Rick'in yüzü dondu. O ismi nasıl biliyordu?
Luke: (fısıltıyla) "Rick… seni tanıyorlar."Rick: "Biliyorum. Bu iyi bir şey değil."
Kadın maskesini çıkardı. Sert yüzlü, gözleri keskin bakışlıydı. Sol göz kapağının hemen üstünde bir dövme vardı: X09Zone 09'un sembolü.
Kadın: "Ben Komutan Sera Vance. Zone 09'un dış hat operasyonlarının lideriyim. Ve şu an resmi olarak senin kardeşini talep ediyorum."Rick: "Talep mi? Burası mahkeme değil."Sera: "Hayır. Ama bu savaşın kaderi o çocuğun kanında yatıyor."
Zombiler binaya dolmaya devam ederken, rüzgâr çatıda uğuldadı. Luke geri çekildi. Yine burnu kanamaya başlamıştı.
Luke: "Rick… yine oluyor.

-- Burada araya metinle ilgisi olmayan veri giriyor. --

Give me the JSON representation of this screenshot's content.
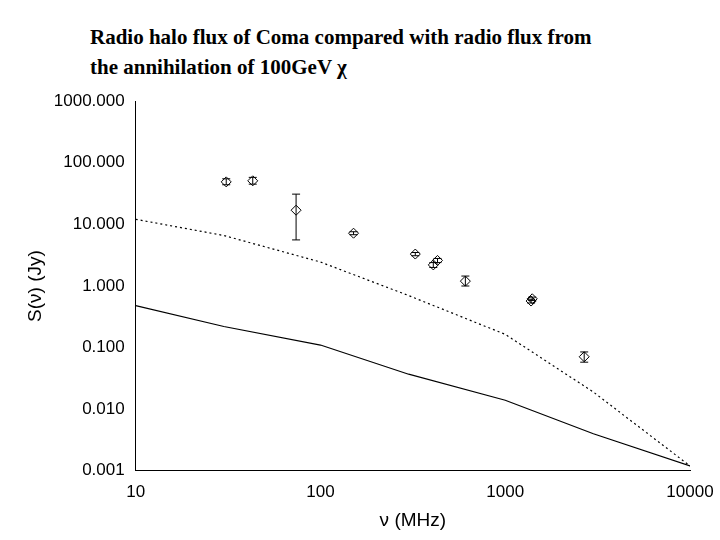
{
  "chart_data": {
    "type": "scatter",
    "title": [
      "Radio halo flux of Coma compared with  radio flux from",
      "the annihilation of 100GeV χ"
    ],
    "x_label": "ν (MHz)",
    "y_label": "S(ν) (Jy)",
    "log": true,
    "grid": false,
    "xlim": [
      10,
      10000
    ],
    "ylim": [
      0.001,
      1000
    ],
    "xticks": [
      10,
      100,
      1000,
      10000
    ],
    "yticks": [
      {
        "value": 0.001,
        "label": "0.001"
      },
      {
        "value": 0.01,
        "label": "0.010"
      },
      {
        "value": 0.1,
        "label": "0.100"
      },
      {
        "value": 1,
        "label": "1.000"
      },
      {
        "value": 10,
        "label": "10.000"
      },
      {
        "value": 100,
        "label": "100.000"
      },
      {
        "value": 1000,
        "label": "1000.000"
      }
    ],
    "series": [
      {
        "type": "scatter",
        "marker": "diamond",
        "color": "#000000",
        "x": [
          30.9,
          43,
          73.8,
          151,
          326,
          408,
          430,
          608.5,
          1380,
          1400,
          2675
        ],
        "values": [
          49,
          51,
          17,
          7.2,
          3.3,
          2.2,
          2.6,
          1.2,
          0.57,
          0.62,
          0.071
        ],
        "y_lower": [
          44,
          45,
          5.6,
          6.8,
          3.1,
          2.0,
          2.4,
          1.0,
          0.53,
          0.58,
          0.058
        ],
        "y_upper": [
          55,
          58,
          31,
          7.6,
          3.5,
          2.4,
          2.8,
          1.45,
          0.61,
          0.66,
          0.085
        ]
      },
      {
        "type": "line",
        "line_style": "dotted",
        "color": "#000000",
        "x": [
          10,
          30,
          100,
          300,
          1000,
          3000,
          10000
        ],
        "values": [
          12.1,
          6.6,
          2.45,
          0.7,
          0.164,
          0.019,
          0.0012
        ]
      },
      {
        "type": "line",
        "line_style": "solid",
        "color": "#000000",
        "x": [
          10,
          30,
          100,
          300,
          1000,
          3000,
          10000
        ],
        "values": [
          0.48,
          0.22,
          0.11,
          0.037,
          0.014,
          0.004,
          0.0012
        ]
      }
    ]
  }
}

Onlar... sesler gönderiyor… bana…"Rick: "Dikkatli ol Luke. Bu güç… seni ele geçirmemeli."
Sera, elini kaldırdı. Diğer askerler silahlarını indirdi.
Sera: "Luke, sadece dinle. Sen... bir 'taşıyıcısın'. 6 yıl önce doğumunla birlikte bağışıklıkla mutasyon birleşti. Sen doğal bir hibrit'sin. Sadece virüsü taşıyan değil… onu şekillendiren tek kişisin."Luke: "Ne… ne demek bu?"Sera: "Seni istiyorlar çünkü senden çoğaltmak istiyorlar. Ama biz... seni koruyabiliriz."

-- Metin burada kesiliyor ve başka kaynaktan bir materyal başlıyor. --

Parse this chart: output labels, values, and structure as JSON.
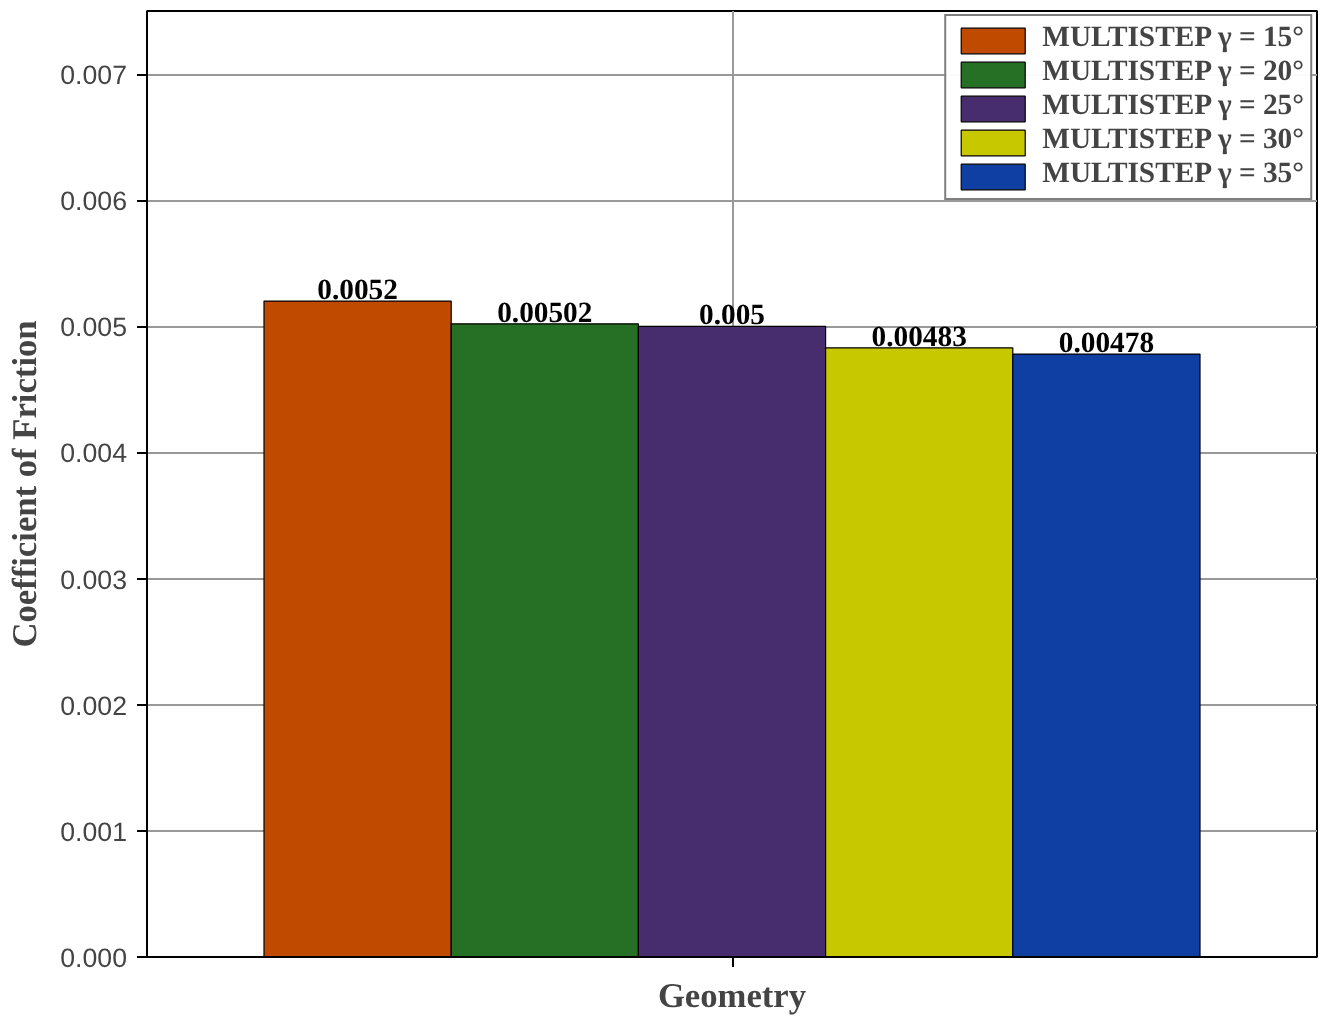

Rick öne çıktı. Silahını doğrulttu.
Rick: "Korumak mı? Zincirli zombileriniz neyi koruyor? O yaşlı adam... beni Luke'tan uzak tutmam için can verdi."Sera: "O sadece test aşamasındaydı. Başarısız prototipler her yerdeydi. Ama Luke… Luke protokol değil. Luke çözüm."
Tam o anda, binanın kapısı patladı.Zombiler çatının kapısına ulaştı. Onlarca yaratık içeriden bağırarak geldi. Bazıları mutantlaşmış, kolları çifte kemikli, gözleri kör ama sesle hareket eden tiplerdi.

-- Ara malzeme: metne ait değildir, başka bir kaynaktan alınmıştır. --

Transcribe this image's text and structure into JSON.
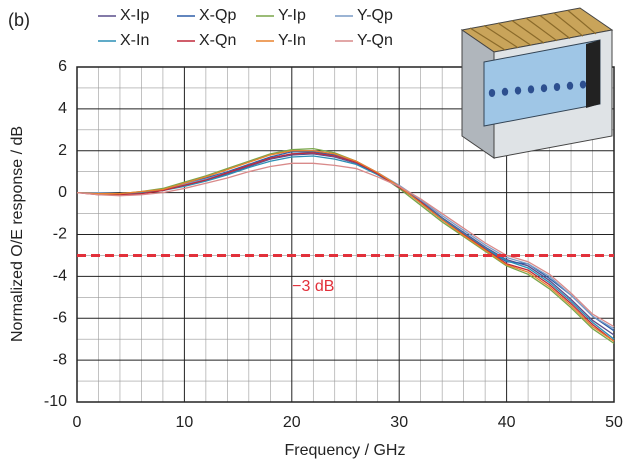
{
  "chart_data": {
    "type": "line",
    "panel_label": "(b)",
    "xlabel": "Frequency / GHz",
    "ylabel": "Normalized O/E response / dB",
    "x": [
      0,
      2,
      4,
      6,
      8,
      10,
      12,
      14,
      16,
      18,
      20,
      22,
      24,
      26,
      28,
      30,
      32,
      34,
      36,
      38,
      40,
      42,
      44,
      46,
      48,
      50
    ],
    "series": [
      {
        "name": "X-Ip",
        "color": "#5a4e8c",
        "values": [
          0,
          -0.05,
          -0.05,
          0,
          0.1,
          0.35,
          0.6,
          0.9,
          1.25,
          1.6,
          1.8,
          1.85,
          1.7,
          1.4,
          0.9,
          0.3,
          -0.4,
          -1.2,
          -1.9,
          -2.6,
          -3.2,
          -3.5,
          -4.2,
          -5.1,
          -6.1,
          -6.8
        ]
      },
      {
        "name": "X-Qp",
        "color": "#2e5fa8",
        "values": [
          0,
          -0.05,
          -0.1,
          0,
          0.15,
          0.4,
          0.7,
          1.0,
          1.35,
          1.7,
          1.95,
          1.95,
          1.8,
          1.5,
          0.95,
          0.3,
          -0.5,
          -1.3,
          -2.0,
          -2.7,
          -3.3,
          -3.4,
          -4.1,
          -4.9,
          -5.9,
          -6.6
        ]
      },
      {
        "name": "Y-Ip",
        "color": "#7aa64a",
        "values": [
          0,
          -0.05,
          -0.05,
          0.05,
          0.2,
          0.5,
          0.8,
          1.15,
          1.5,
          1.85,
          2.05,
          2.1,
          1.9,
          1.5,
          0.9,
          0.2,
          -0.6,
          -1.4,
          -2.1,
          -2.8,
          -3.5,
          -3.9,
          -4.6,
          -5.5,
          -6.5,
          -7.2
        ]
      },
      {
        "name": "Y-Qp",
        "color": "#7a9cc6",
        "values": [
          0,
          0,
          -0.05,
          0,
          0.1,
          0.4,
          0.65,
          0.95,
          1.3,
          1.65,
          1.85,
          1.9,
          1.75,
          1.45,
          0.95,
          0.35,
          -0.35,
          -1.1,
          -1.8,
          -2.5,
          -3.1,
          -3.4,
          -4.0,
          -4.9,
          -5.9,
          -6.5
        ]
      },
      {
        "name": "X-In",
        "color": "#2c8fb5",
        "values": [
          0,
          -0.05,
          -0.05,
          0,
          0.1,
          0.3,
          0.55,
          0.85,
          1.2,
          1.5,
          1.7,
          1.75,
          1.6,
          1.35,
          0.85,
          0.25,
          -0.45,
          -1.25,
          -1.95,
          -2.65,
          -3.25,
          -3.6,
          -4.3,
          -5.2,
          -6.2,
          -7.0
        ]
      },
      {
        "name": "X-Qn",
        "color": "#c0283a",
        "values": [
          0,
          -0.1,
          -0.1,
          -0.05,
          0.1,
          0.35,
          0.6,
          0.95,
          1.3,
          1.65,
          1.85,
          1.9,
          1.75,
          1.45,
          0.9,
          0.25,
          -0.45,
          -1.3,
          -2.0,
          -2.7,
          -3.4,
          -3.7,
          -4.4,
          -5.3,
          -6.3,
          -7.1
        ]
      },
      {
        "name": "Y-In",
        "color": "#e8822e",
        "values": [
          0,
          -0.05,
          -0.05,
          0.05,
          0.15,
          0.45,
          0.75,
          1.1,
          1.45,
          1.8,
          2.0,
          2.0,
          1.85,
          1.5,
          0.95,
          0.3,
          -0.5,
          -1.3,
          -2.05,
          -2.75,
          -3.45,
          -3.8,
          -4.5,
          -5.4,
          -6.4,
          -7.1
        ]
      },
      {
        "name": "Y-Qn",
        "color": "#d98a8a",
        "values": [
          0,
          -0.1,
          -0.15,
          -0.1,
          0,
          0.2,
          0.45,
          0.7,
          1.0,
          1.25,
          1.4,
          1.4,
          1.3,
          1.15,
          0.75,
          0.3,
          -0.3,
          -1.0,
          -1.7,
          -2.4,
          -3.0,
          -3.3,
          -3.9,
          -4.8,
          -5.8,
          -6.4
        ]
      }
    ],
    "xlim": [
      0,
      50
    ],
    "ylim": [
      -10,
      6
    ],
    "xticks": [
      0,
      10,
      20,
      30,
      40,
      50
    ],
    "yticks": [
      -10,
      -8,
      -6,
      -4,
      -2,
      0,
      2,
      4,
      6
    ],
    "xminorticks": [
      2,
      4,
      6,
      8,
      12,
      14,
      16,
      18,
      22,
      24,
      26,
      28,
      32,
      34,
      36,
      38,
      42,
      44,
      46,
      48
    ],
    "yminorticks": [
      -9,
      -7,
      -5,
      -3,
      -1,
      1,
      3,
      5
    ],
    "grid": true,
    "hline": {
      "value": -3,
      "label": "−3 dB",
      "color": "#e2303a"
    }
  }
}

Sera: "Savaşmayı bırakın! Şimdi birlikte çalışmazsak, HEPİMİZ ÖLÜRÜZ!"
Rick: "Kapat maskeni! Ben çocuğumu tek başıma korurum!"
Luke'un gözleri kapandı. Kafasında sesler artıyordu.Zombiler yaklaşıyordu. Rick tetiğe bastı. İlk zombi düştü. Sera'nın adamları otomatik tüfekleriyle savunma pozisyonuna geçti.
Sera: "SÜPER-TİP GELİYOR! GÖZLERİNİ KAPAT!"
Kapının arkasından devasa, 4 metrelik bir silüet belirdi. Vücudu metal iskeletle desteklenmiş, yarı organik, çığlık atan bir yaratık.Üzerinde: ❌09 | D.S.-BETA yazılıydı.
Rick: "Zone 09'un oyuncaklarından biri daha…"Sera: "Kontrolden çıktı! Asla dışarı salınmamıştı!"Luke: (gözlerini açar, sesi kararlıdır) "Onu... durdurabilirim."
Rick: "Hayır, Luke—dur! Bunu daha önce denemedik!"
Ama artık çok geçti.
Luke ellerini ileri uzattı.Göz bebekleri tamamen beyaza döndü.Havadaki elektrik değişti. Sanki gökyüzü nefes alıyor gibi.
BOOM!Bir enerji dalgası zombileri savurdu. Beta yaratık birkaç adım geriye çekildi. Sonra Luke dizlerinin üzerine çöktü, ellerini yere koydu. Toprak çatladı.
Rick ve Sera bir anlık sessizlikte, sadece Luke'un güçlerinin çevreyi etkilediğini hissettiler. Zombiler korkmuş gibi geri çekiliyordu.
Sera: (fısıltıyla) "O... onları kontrol ediyor…"Rick: "Hayır. Onları bastırıyor. Bu… kontrol değil. Bu... komuta."